I was worried. I bit my nails, I wondered whether I was making the right decision. What if I buy this expensive thing and in a short time it becomes obsolete. I’d feel like a dinosaur and people would laugh at my clunker when the sped by me.

It was towards the end of 2013 and I was just buying a brand new Chevy Volt. The salesman said to lease it, not buy it, because the technology moves so fast. I saw that it got about 38 miles on the battery and then a backup generator would kick in and I could drive on gas for about 35 miles per gallon. At the time no other plug-in hybrid even came close to that much battery life. But what if after 3 years of owning it I would say “I regret this, I want one of these fancy new electric cars instead!”.

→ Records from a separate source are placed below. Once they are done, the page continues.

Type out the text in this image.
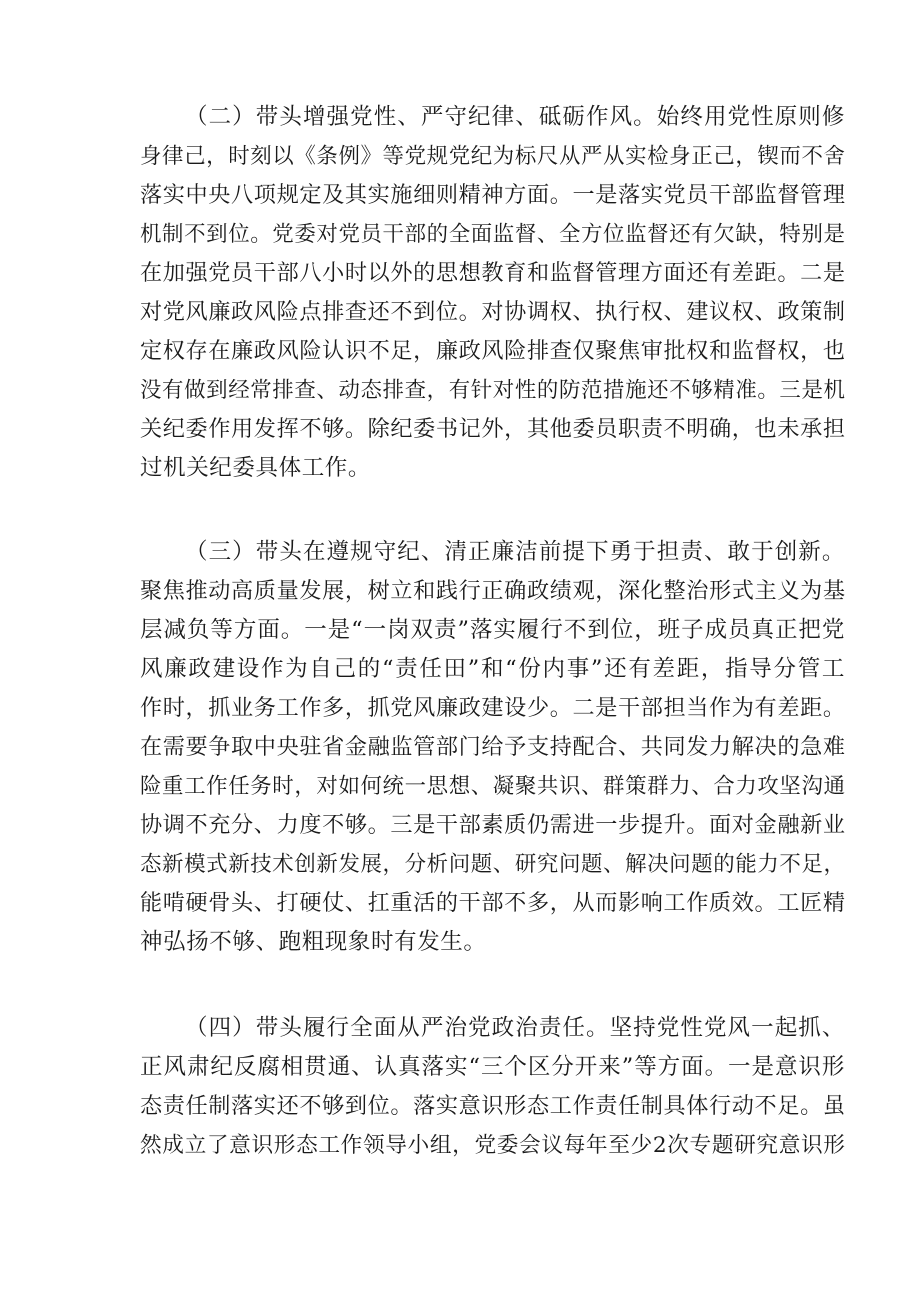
（二）带头增强党性、严守纪律、砥砺作风。始终用党性原则修
身律己，时刻以《条例》等党规党纪为标尺从严从实检身正己，锲而不舍
落实中央八项规定及其实施细则精神方面。一是落实党员干部监督管理
机制不到位。党委对党员干部的全面监督、全方位监督还有欠缺，特别是
在加强党员干部八小时以外的思想教育和监督管理方面还有差距。二是
对党风廉政风险点排查还不到位。对协调权、执行权、建议权、政策制
定权存在廉政风险认识不足，廉政风险排查仅聚焦审批权和监督权，也
没有做到经常排查、动态排查，有针对性的防范措施还不够精准。三是机
关纪委作用发挥不够。除纪委书记外，其他委员职责不明确，也未承担
过机关纪委具体工作。
（三）带头在遵规守纪、清正廉洁前提下勇于担责、敢于创新。
聚焦推动高质量发展，树立和践行正确政绩观，深化整治形式主义为基
层减负等方面。一是“一岗双责”落实履行不到位，班子成员真正把党
风廉政建设作为自己的“责任田”和“份内事”还有差距，指导分管工
作时，抓业务工作多，抓党风廉政建设少。二是干部担当作为有差距。
在需要争取中央驻省金融监管部门给予支持配合、共同发力解决的急难
险重工作任务时，对如何统一思想、凝聚共识、群策群力、合力攻坚沟通
协调不充分、力度不够。三是干部素质仍需进一步提升。面对金融新业
态新模式新技术创新发展，分析问题、研究问题、解决问题的能力不足，
能啃硬骨头、打硬仗、扛重活的干部不多，从而影响工作质效。工匠精
神弘扬不够、跑粗现象时有发生。
（四）带头履行全面从严治党政治责任。坚持党性党风一起抓、
正风肃纪反腐相贯通、认真落实“三个区分开来”等方面。一是意识形
态责任制落实还不够到位。落实意识形态工作责任制具体行动不足。虽
然成立了意识形态工作领导小组，党委会议每年至少2次专题研究意识形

Well, it’s more than 3 years later. I would have returned the lease by now and would be in the market to buy a new car. What plugins would I look at buying?

  • Hyundai Sonata Plugin is 27 miles on battery, then 39 mpg on gas
  • Kia Optima Plugin also goes 27 miles on battery.
  • Volvo XC90 Plugin also goes 27 miles on battery, and 30 miles per gallon on gas.
  • Toyota Prius Plugin goes 25 miles on battery, then 43 mpg on gas.
  • Ford Fusion plugin goes 22 miles on battery, then 42 mpg on gas.
  • Ford Cmax Energi goes 20 miles on battery then 38 mpg on gas.
  • BMW i3 REx goes 83 miles on battery then 35 mpg on gas.
  • Chevy Volt goes 53 miles on battery then 42 mpg on gas.

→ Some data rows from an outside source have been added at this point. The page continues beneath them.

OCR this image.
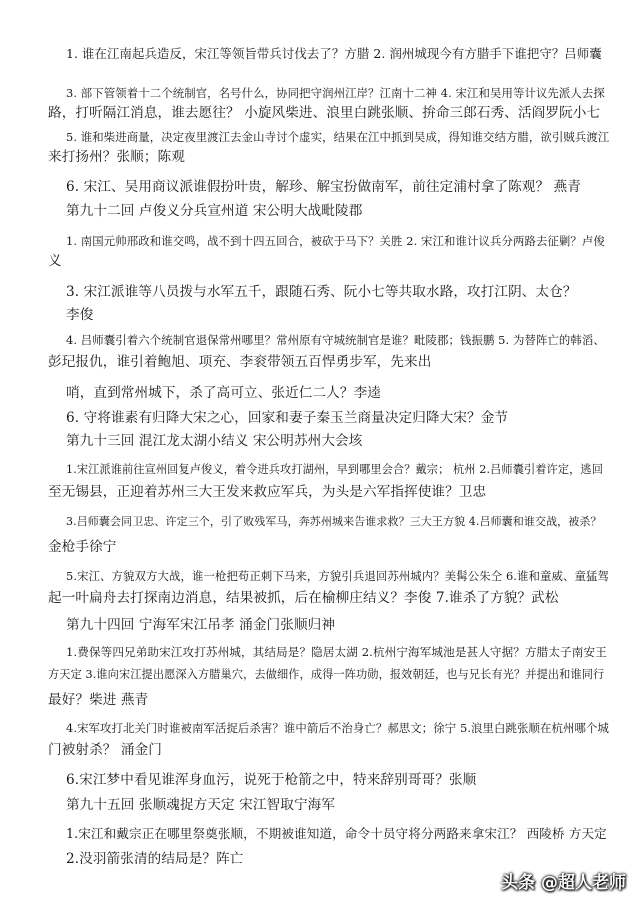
1. 谁在江南起兵造反，宋江等领旨带兵讨伐去了？方腊 2. 润州城现今有方腊手下谁把守？吕师囊
3. 部下管领着十二个统制官，名号什么，协同把守润州江岸？江南十二神 4. 宋江和吴用等计议先派人去探
路，打听隔江消息，谁去愿往？ 小旋风柴进、浪里白跳张顺、拚命三郎石秀、活阎罗阮小七
5. 谁和柴进商量，决定夜里渡江去金山寺讨个虚实，结果在江中抓到吴成，得知谁交结方腊，欲引贼兵渡江
来打扬州？张顺；陈观
6. 宋江、吴用商议派谁假扮叶贵，解珍、解宝扮做南军，前往定浦村拿了陈观？ 燕青
第九十二回 卢俊义分兵宣州道 宋公明大战毗陵郡
1. 南国元帅邢政和谁交鸣，战不到十四五回合，被砍于马下？关胜 2. 宋江和谁计议兵分两路去征剿？卢俊
义
3. 宋江派谁等八员拨与水军五千，跟随石秀、阮小七等共取水路，攻打江阴、太仓？
李俊
4. 吕师囊引着六个统制官退保常州哪里？常州原有守城统制官是谁？毗陵郡；钱振鹏 5. 为替阵亡的韩滔、
彭玘报仇，谁引着鲍旭、项充、李衮带领五百悍勇步军，先来出
哨，直到常州城下，杀了高可立、张近仁二人？李逵
6. 守将谁素有归降大宋之心，回家和妻子秦玉兰商量决定归降大宋？金节
第九十三回 混江龙太湖小结义 宋公明苏州大会垓
1.宋江派谁前往宣州回复卢俊义，着令进兵攻打湖州，早到哪里会合？戴宗； 杭州 2.吕师囊引着许定，逃回
至无锡县，正迎着苏州三大王发来救应军兵，为头是六军指挥使谁？卫忠
3.吕师囊会同卫忠、许定三个，引了败残军马，奔苏州城来告谁求救？三大王方貌 4.吕师囊和谁交战，被杀？
金枪手徐宁
5.宋江、方貌双方大战，谁一枪把苟正刺下马来，方貌引兵退回苏州城内？美髯公朱仝 6.谁和童威、童猛驾
起一叶扁舟去打探南边消息，结果被抓，后在榆柳庄结义？李俊 7.谁杀了方貌？武松
第九十四回 宁海军宋江吊孝 涌金门张顺归神
1.费保等四兄弟助宋江攻打苏州城，其结局是？隐居太湖 2.杭州宁海军城池是甚人守据？方腊太子南安王
方天定 3.谁向宋江提出愿深入方腊巢穴，去做细作，成得一阵功勋，报效朝廷，也与兄长有光？并提出和谁同行
最好？柴进 燕青
4.宋军攻打北关门时谁被南军活捉后杀害？谁中箭后不治身亡？郝思文；徐宁 5.浪里白跳张顺在杭州哪个城
门被射杀？ 涌金门
6.宋江梦中看见谁浑身血污，说死于枪箭之中，特来辞别哥哥？张顺
第九十五回 张顺魂捉方天定 宋江智取宁海军
1.宋江和戴宗正在哪里祭奠张顺，不期被谁知道，命令十员守将分两路来拿宋江？ 西陵桥 方天定
2.没羽箭张清的结局是？阵亡
头条 @超人老师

Well. Uh, so my 4-year old car still does better on battery range than most new plugin hybrids on the market in 2017. Except for the newer version of the Volt, and the BMW i3. I took an i3 for a test-drive when it first came out because I thought that maybe it would make me feel sorry for having bought instead of leasing. Turns out… no. I think the i3 looks cool, drives ok, and has impressive EV range. It also had a terrible gas range because its tank was tiny, and has some complaints about its ability to drive up mountains on gas. One of my use-cases is driving up to Tahoe, which is 8,000 feet of climb often in snow. So, while the new Volts and the i3 look appealing, they’re nothing that makes me look at my car and think “aww, I want to sell it and get these fancy new ones”.

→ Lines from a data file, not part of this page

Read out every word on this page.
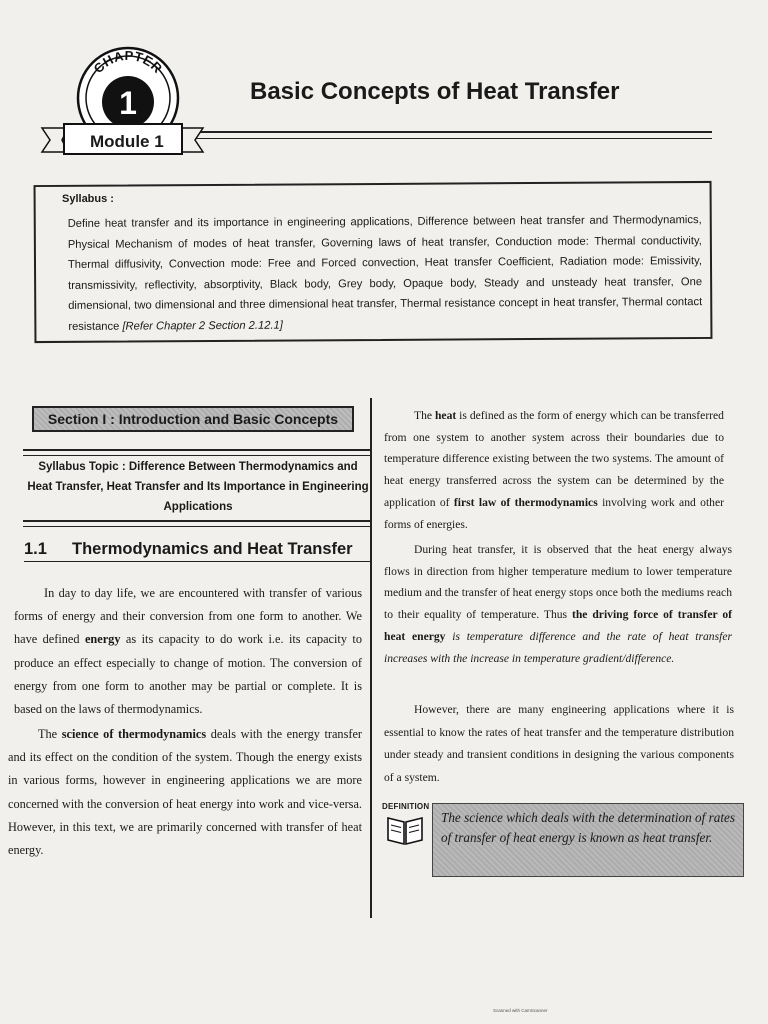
CHAPTER
1	Basic Concepts of Heat Transfer
Module 1
Syllabus :

Define heat transfer and its importance in engineering applications, Difference between heat transfer and Thermodynamics, Physical Mechanism of modes of heat transfer, Governing laws of heat transfer, Conduction mode: Thermal conductivity, Thermal diffusivity, Convection mode: Free and Forced convection, Heat transfer Coefficient, Radiation mode: Emissivity, transmissivity, reflectivity, absorptivity, Black body, Grey body, Opaque body, Steady and unsteady heat transfer, One dimensional, two dimensional and three dimensional heat transfer, Thermal resistance concept in heat transfer, Thermal contact resistance [Refer Chapter 2 Section 2.12.1]

Section I : Introduction and Basic Concepts

Syllabus Topic : Difference Between Thermodynamics and Heat Transfer, Heat Transfer and Its Importance in Engineering Applications

1.1 Thermodynamics and Heat Transfer

In day to day life, we are encountered with transfer of various forms of energy and their conversion from one form to another. We have defined energy as its capacity to do work i.e. its capacity to produce an effect especially to change of motion. The conversion of energy from one form to another may be partial or complete. It is based on the laws of thermodynamics.

The science of thermodynamics deals with the energy transfer and its effect on the condition of the system. Though the energy exists in various forms, however in engineering applications we are more concerned with the conversion of heat energy into work and vice-versa. However, in this text, we are primarily concerned with transfer of heat energy.

The heat is defined as the form of energy which can be transferred from one system to another system across their boundaries due to temperature difference existing between the two systems. The amount of heat energy transferred across the system can be determined by the application of first law of thermodynamics involving work and other forms of energies.

During heat transfer, it is observed that the heat energy always flows in direction from higher temperature medium to lower temperature medium and the transfer of heat energy stops once both the mediums reach to their equality of temperature. Thus the driving force of transfer of heat energy is temperature difference and the rate of heat transfer increases with the increase in temperature gradient/difference.

However, there are many engineering applications where it is essential to know the rates of heat transfer and the temperature distribution under steady and transient conditions in designing the various components of a system.

DEFINITION
The science which deals with the determination of rates of transfer of heat energy is known as heat transfer.
Scanned with CamScanner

It’s good thing I don’t want to sell it because the depreciation on plugin cars is painful. Truth be told, my Volt’s list price was $40,000, and I paid $22,000 after end-of-model-year discounts, plus state and federal government incentives, and haggling the dealer until he threw me out of his office (twice!). Today, Kelly Blue Book lists it at $9,000. Ouch. Even if you look at depreciation from purchase price, then it’s 40% of what I paid for it. Not a good percentage. Other EV and Plugin owners feel the same way. This trend will continue with electric cars and with plugins for the foreseeable future. So today, if I bought an i3 or a new Volt then I would be looking at the same depreciation problem. New Volts are $33,000, new i3’s are $42,000. 4 years from now they will also be valued at $9,000 or less.

So, the dealer was right. The lease would be a better deal than the depreciation of the car, and the technology on the Volt did advance. The dealer was wrong in that the whole market didn’t move that fast, in fact my 4 year old car is still competitive with most other plugins being sold today.  So, in the end, it may have been marginally better to have leased.